More cracks formed in the capstone, and the crystal on top shifted slightly. The bright beam of light deflected slightly, and a rumbling noise surrounded them. Cracks appeared in the ceiling and spread quickly as the earthquake intensified. 

Madu, enraged and with his face covered in running blood — appeared from around the other corner of the capstone, wielding his large combat knife. 

Karn saw that Madu was going for Corinne, desperate to exact revenge on someone — anyone. Corinne was holding Cole as he stood, trancelike, humming the strange tune. Her back was to the Egyptian. 

Karn lunged with his arms outstretched at the older soldier. 

The knife met with flesh as he tackled Madu. 

Jabari expected to find his knife buried deep into the girl’s back. 
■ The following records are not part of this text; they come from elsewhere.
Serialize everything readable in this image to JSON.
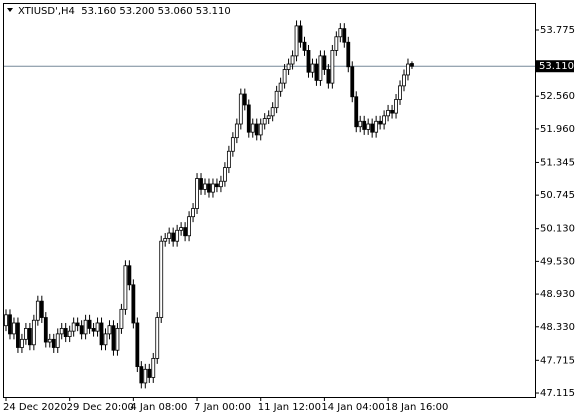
{
  "chart_data": {
    "type": "candlestick",
    "header": "XTIUSD',H4  53.160 53.200 53.060 53.110",
    "categories": [
      "24 Dec 2020",
      null,
      null,
      null,
      null,
      null,
      null,
      null,
      null,
      null,
      null,
      null,
      null,
      null,
      null,
      null,
      "29 Dec 20:00",
      null,
      null,
      null,
      null,
      null,
      null,
      null,
      null,
      null,
      null,
      null,
      null,
      null,
      null,
      null,
      "4 Jan 08:00",
      null,
      null,
      null,
      null,
      null,
      null,
      null,
      null,
      null,
      null,
      null,
      null,
      null,
      null,
      null,
      "7 Jan 00:00",
      null,
      null,
      null,
      null,
      null,
      null,
      null,
      null,
      null,
      null,
      null,
      null,
      null,
      null,
      null,
      "11 Jan 12:00",
      null,
      null,
      null,
      null,
      null,
      null,
      null,
      null,
      null,
      null,
      null,
      null,
      null,
      null,
      null,
      "14 Jan 04:00",
      null,
      null,
      null,
      null,
      null,
      null,
      null,
      null,
      null,
      null,
      null,
      null,
      null,
      null,
      null,
      "18 Jan 16:00",
      null,
      null,
      null,
      null,
      null,
      null
    ],
    "open": [
      48.35,
      48.55,
      48.2,
      48.4,
      47.95,
      48.1,
      48.3,
      48.0,
      48.45,
      48.8,
      48.5,
      48.05,
      48.1,
      47.95,
      48.2,
      48.3,
      48.15,
      48.25,
      48.4,
      48.35,
      48.2,
      48.45,
      48.3,
      48.25,
      48.4,
      48.0,
      48.2,
      48.35,
      47.9,
      48.3,
      48.65,
      49.45,
      49.1,
      48.4,
      47.6,
      47.3,
      47.55,
      47.4,
      47.75,
      48.5,
      49.9,
      49.95,
      50.05,
      49.9,
      50.1,
      50.15,
      50.0,
      50.35,
      50.5,
      51.05,
      50.85,
      50.95,
      50.8,
      50.95,
      50.9,
      51.0,
      51.25,
      51.55,
      51.8,
      52.05,
      52.6,
      52.4,
      51.9,
      52.05,
      51.85,
      52.05,
      52.15,
      52.2,
      52.35,
      52.65,
      52.8,
      53.05,
      53.15,
      53.3,
      53.85,
      53.55,
      53.4,
      53.0,
      53.15,
      52.85,
      53.3,
      53.05,
      52.8,
      53.4,
      53.65,
      53.8,
      53.55,
      53.1,
      52.55,
      52.0,
      52.1,
      51.95,
      52.05,
      51.9,
      52.1,
      52.05,
      52.2,
      52.3,
      52.25,
      52.5,
      52.75,
      52.95,
      53.16
    ],
    "high": [
      48.65,
      48.65,
      48.5,
      48.5,
      48.2,
      48.4,
      48.4,
      48.55,
      48.9,
      48.9,
      48.6,
      48.2,
      48.2,
      48.3,
      48.4,
      48.4,
      48.35,
      48.5,
      48.5,
      48.45,
      48.55,
      48.55,
      48.4,
      48.5,
      48.5,
      48.3,
      48.45,
      48.45,
      48.4,
      48.75,
      49.55,
      49.55,
      49.2,
      48.5,
      47.7,
      47.65,
      47.65,
      47.85,
      48.6,
      50.0,
      50.05,
      50.15,
      50.15,
      50.2,
      50.25,
      50.25,
      50.45,
      50.6,
      51.15,
      51.15,
      51.05,
      51.05,
      51.05,
      51.05,
      51.1,
      51.35,
      51.65,
      51.9,
      52.15,
      52.7,
      52.7,
      52.5,
      52.15,
      52.15,
      52.15,
      52.25,
      52.3,
      52.45,
      52.75,
      52.9,
      53.15,
      53.25,
      53.4,
      53.95,
      53.95,
      53.65,
      53.5,
      53.25,
      53.25,
      53.4,
      53.4,
      53.15,
      53.5,
      53.75,
      53.9,
      53.9,
      53.65,
      53.2,
      52.65,
      52.2,
      52.2,
      52.15,
      52.15,
      52.2,
      52.2,
      52.3,
      52.4,
      52.4,
      52.6,
      52.85,
      53.05,
      53.25,
      53.2
    ],
    "low": [
      48.25,
      48.1,
      48.1,
      47.85,
      47.85,
      48.0,
      47.9,
      47.9,
      48.35,
      48.4,
      47.95,
      47.95,
      47.85,
      47.85,
      48.1,
      48.05,
      48.05,
      48.15,
      48.25,
      48.1,
      48.1,
      48.2,
      48.15,
      48.15,
      47.9,
      47.9,
      48.1,
      47.8,
      47.8,
      48.2,
      48.55,
      49.0,
      48.3,
      47.5,
      47.2,
      47.2,
      47.3,
      47.3,
      47.65,
      48.4,
      49.8,
      49.85,
      49.8,
      49.8,
      50.0,
      49.9,
      49.9,
      50.25,
      50.4,
      50.75,
      50.75,
      50.7,
      50.7,
      50.8,
      50.8,
      50.9,
      51.15,
      51.45,
      51.7,
      51.95,
      52.3,
      51.8,
      51.8,
      51.75,
      51.75,
      51.95,
      52.05,
      52.1,
      52.25,
      52.55,
      52.7,
      52.95,
      53.05,
      53.2,
      53.45,
      53.3,
      52.9,
      52.9,
      52.75,
      52.75,
      52.95,
      52.7,
      52.7,
      53.3,
      53.55,
      53.45,
      53.0,
      52.45,
      51.9,
      51.9,
      51.85,
      51.85,
      51.8,
      51.8,
      51.95,
      51.95,
      52.1,
      52.15,
      52.15,
      52.4,
      52.65,
      52.85,
      53.06
    ],
    "close": [
      48.55,
      48.2,
      48.4,
      47.95,
      48.1,
      48.3,
      48.0,
      48.45,
      48.8,
      48.5,
      48.05,
      48.1,
      47.95,
      48.2,
      48.3,
      48.15,
      48.25,
      48.4,
      48.35,
      48.2,
      48.45,
      48.3,
      48.25,
      48.4,
      48.0,
      48.2,
      48.35,
      47.9,
      48.3,
      48.65,
      49.45,
      49.1,
      48.4,
      47.6,
      47.3,
      47.55,
      47.4,
      47.75,
      48.5,
      49.9,
      49.95,
      50.05,
      49.9,
      50.1,
      50.15,
      50.0,
      50.35,
      50.5,
      51.05,
      50.85,
      50.95,
      50.8,
      50.95,
      50.9,
      51.0,
      51.25,
      51.55,
      51.8,
      52.05,
      52.6,
      52.4,
      51.9,
      52.05,
      51.85,
      52.05,
      52.15,
      52.2,
      52.35,
      52.65,
      52.8,
      53.05,
      53.15,
      53.3,
      53.85,
      53.55,
      53.4,
      53.0,
      53.15,
      52.85,
      53.3,
      53.05,
      52.8,
      53.4,
      53.65,
      53.8,
      53.55,
      53.1,
      52.55,
      52.0,
      52.1,
      51.95,
      52.05,
      51.9,
      52.1,
      52.05,
      52.2,
      52.3,
      52.25,
      52.5,
      52.75,
      52.95,
      53.15,
      53.11
    ],
    "up_color": "#ffffff",
    "down_color": "#000000",
    "wick_color": "#000000",
    "ylim": [
      47.042,
      54.27
    ],
    "yticks": [
      47.115,
      47.715,
      {
        "value": 48.33,
        "label": "48.330"
      },
      {
        "value": 48.93,
        "label": "48.930"
      },
      {
        "value": 49.53,
        "label": "49.530"
      },
      {
        "value": 50.13,
        "label": "50.130"
      },
      50.745,
      51.345,
      {
        "value": 51.96,
        "label": "51.960"
      },
      {
        "value": 52.56,
        "label": "52.560"
      },
      53.775
    ],
    "last_price": {
      "value": 53.11,
      "label": "53.110"
    },
    "last_price_color": "#778899"
  }
}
Instead, it was wrenched from his hand as he was struck once — twice — in rapid succession. Stunned, he realized Karn was sitting on his chest —
with his knife lodged firmly in Karn’s arm —
as he pummeled Madu brutally.

The pain was unbelievable, taking Madu’s breath away each time a punch landed — to his broken nose, to his left eye, again to the nose. His face was a bloody pulp, and he couldn’t understand how this man — even as large as he was — could still hit
so hard
with a knife sticking through him. 

12:02 pm

Karn didn’t notice the knife. The mad rush of adrenaline that had surged through him when he saw Madu charging Corinne had numbed him to pain. 

It inspired a rage Karn hadn’t felt in many years — not since his childhood, when his father would beat his mother — and then him. 

Today, he’d feel the same satisfaction killing this man as he’d felt when he killed his father. Although the weapons would be different — he’d strangled his father with a garden hose — the feeling would be similar. 

After several more punches to Madu’s face, Karn stopped. Breathing heavily, he paused to see if Madu was still alive. 

Blood splattered from the man’s mouth as he struggled to breathe. 

Good. 

Karn waited for Madu to open his eyes, then grasped the knife by the hilt. Clenching his teeth, he drew it slowly from his arm.

Then he kicked Madu — hard — out onto one of the blocks on the main hall floor. The block immediately dropped, but Karn held Madu by the hair over the hole. 

Then he jammed Madu’s own knife through his chest. He felt a few ribs break, possibly puncturing a lung. He released his grasp on the man’s hair, and Jabari fell into the square pit.